Theory in Education Policy and Practice
In his book titled “Rethinking the Education of Multilingual Learners” (2021), Professor Jim Cummins says this: “In complex educational contexts, research findings become relevant for policy purposes only in the context of coherent theoretical models or frameworks. It is the theory rather than the individual research findings that permits the generation of predictions about programme outcomes under different conditions. Research findings themselves cannot be directly applied across contexts. However, when certain patterns are replicated across a wide range of sociolinguistic and sociopolitical contexts, the accumulation of consistent findings suggests that some stable underlying principle is at work. This principle can then be states as a theoretical proposition or hypothesis from which predictions can be derived and tested through the accumulation of additional data…. This process is in the mainstream of scientific inquiry… observing phenomena, forming hypotheses to account for the observed phenomena, testing these hypotheses against additional data, and gradually refining the hypotheses into more comprehensive theories or models that have broader explanatory and predictive power.” (p. 136)
Professor Cummins (2021) offers three criteria for evaluating the legitimacy and credibility of theoretical constructs and claims that are advanced under the rubric of the analytical processes common to all scientific inquiry:
- Empirical adequacy—to what extent is the claim consistent with all the relevant empirical evidence?
- Logical coherence—to what extent is the claim internally consistent and non-contradictory?
- Consequential validity—to what extent is the claim useful in promoting effective pedagogy and policies?
Cummins suggests that these criteria “… enable us to distinguish between evidence-free ideological claims and evidence-based, logically coherent and pedagogically useful claims” The criteria of empirical adequacy and logical coherence apply to all theoretical propositions, while the criterion of consequential validity is context specific” This is because “… isolated research findings become relevant for social policy and educational practice only when they are integrated into coherent theoretical frameworks.” (p. 191-192)
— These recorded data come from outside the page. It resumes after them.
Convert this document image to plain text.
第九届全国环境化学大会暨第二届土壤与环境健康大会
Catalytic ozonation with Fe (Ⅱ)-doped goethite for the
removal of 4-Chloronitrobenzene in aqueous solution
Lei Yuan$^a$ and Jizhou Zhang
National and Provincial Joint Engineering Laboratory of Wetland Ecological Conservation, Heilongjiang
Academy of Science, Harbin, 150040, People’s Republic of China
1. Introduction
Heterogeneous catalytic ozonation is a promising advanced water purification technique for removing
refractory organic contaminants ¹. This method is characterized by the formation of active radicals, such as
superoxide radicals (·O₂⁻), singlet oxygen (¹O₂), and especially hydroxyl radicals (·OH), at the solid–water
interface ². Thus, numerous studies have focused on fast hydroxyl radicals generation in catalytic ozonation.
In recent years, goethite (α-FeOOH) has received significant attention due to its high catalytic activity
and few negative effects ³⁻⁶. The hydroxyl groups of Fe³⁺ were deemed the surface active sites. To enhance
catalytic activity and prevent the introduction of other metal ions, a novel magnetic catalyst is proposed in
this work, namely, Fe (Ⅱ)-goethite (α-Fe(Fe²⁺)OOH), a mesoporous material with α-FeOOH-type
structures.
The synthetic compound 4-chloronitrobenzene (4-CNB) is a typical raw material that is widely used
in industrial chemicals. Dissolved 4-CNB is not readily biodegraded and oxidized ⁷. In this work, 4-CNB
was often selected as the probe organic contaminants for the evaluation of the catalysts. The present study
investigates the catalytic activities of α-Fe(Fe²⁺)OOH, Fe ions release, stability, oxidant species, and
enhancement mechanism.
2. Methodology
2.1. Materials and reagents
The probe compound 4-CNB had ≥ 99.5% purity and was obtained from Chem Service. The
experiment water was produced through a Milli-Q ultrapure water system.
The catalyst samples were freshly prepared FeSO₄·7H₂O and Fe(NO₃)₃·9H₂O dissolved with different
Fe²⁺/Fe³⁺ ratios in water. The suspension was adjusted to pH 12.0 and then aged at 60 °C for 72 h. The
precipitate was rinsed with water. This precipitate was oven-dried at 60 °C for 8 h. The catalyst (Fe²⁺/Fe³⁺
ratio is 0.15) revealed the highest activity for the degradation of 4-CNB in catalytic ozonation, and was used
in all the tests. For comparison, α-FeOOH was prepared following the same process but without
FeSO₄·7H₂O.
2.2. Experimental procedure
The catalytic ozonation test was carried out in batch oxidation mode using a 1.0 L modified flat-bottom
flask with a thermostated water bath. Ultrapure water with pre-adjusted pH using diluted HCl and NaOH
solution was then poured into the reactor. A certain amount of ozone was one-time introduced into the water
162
Failure to Define “Cueing” as an Instructional Strategy
An essential feature of any empirical research study is a definition of the dependent and independent variables that the study proposes to investigate. Consequently, any peer reviewers of a research study will require that the authors of the study provide a clearly articulated definition of the theoretical construct under study. Such a definition is usually based on a review of the extant research literature on the subject, which includes relating the construct to a theoretical framework. It is obvious that claims are being made about the alleged “ineffectiveness” of “cueing” and “three-cueing” without an articulation of what these terms mean, as they are used in these claims to designate an instructional strategy or approach. In fact, when we researchers refer to “cueing” we are talking about what language does, not what teachers do or what readers do. We are referencing the subsystems of language: phonology, morphology, semantics, syntax and pragmatics. All world languages can be described using these subsystems as categories of linguistic patterns and features that are used in a particular language to convey meaning.
The research on eye movement/miscue analysis (EMMA) research investigates how the language of the text provides “cues” to the reader as to the meaning of words, phrases, and sentences in order for the reader to make meaning from the text (Flurkey, Paulson & Goodman, 2008: Flurkey & Xu, 2003). EMMA researchers use the term “cueing systems” to label the subsystems of language that readers utilize to make meaning from text. Consequently, miscues are a misreading or lack of understanding of the cues provided by the language of the text, as evidenced by the reader’s mismatch between what his/her oral rendition of the text, in contrast to what the text actually says. We need to keep in mind that in the large body of miscue analysis data, examiners did not prompt the reader when s/he stumbled or give any “corrective feedback” based on a miscue. This examiner protocol was established so that the data did not reflect any interruption or alternation of the reader’s meaning-making process. This enables the database to reflect an “instruction neutral” body of data so that the categorization of miscues is unadulterated and as close as possible to an accurate sampling of the reader’s authentic oral reading behavior.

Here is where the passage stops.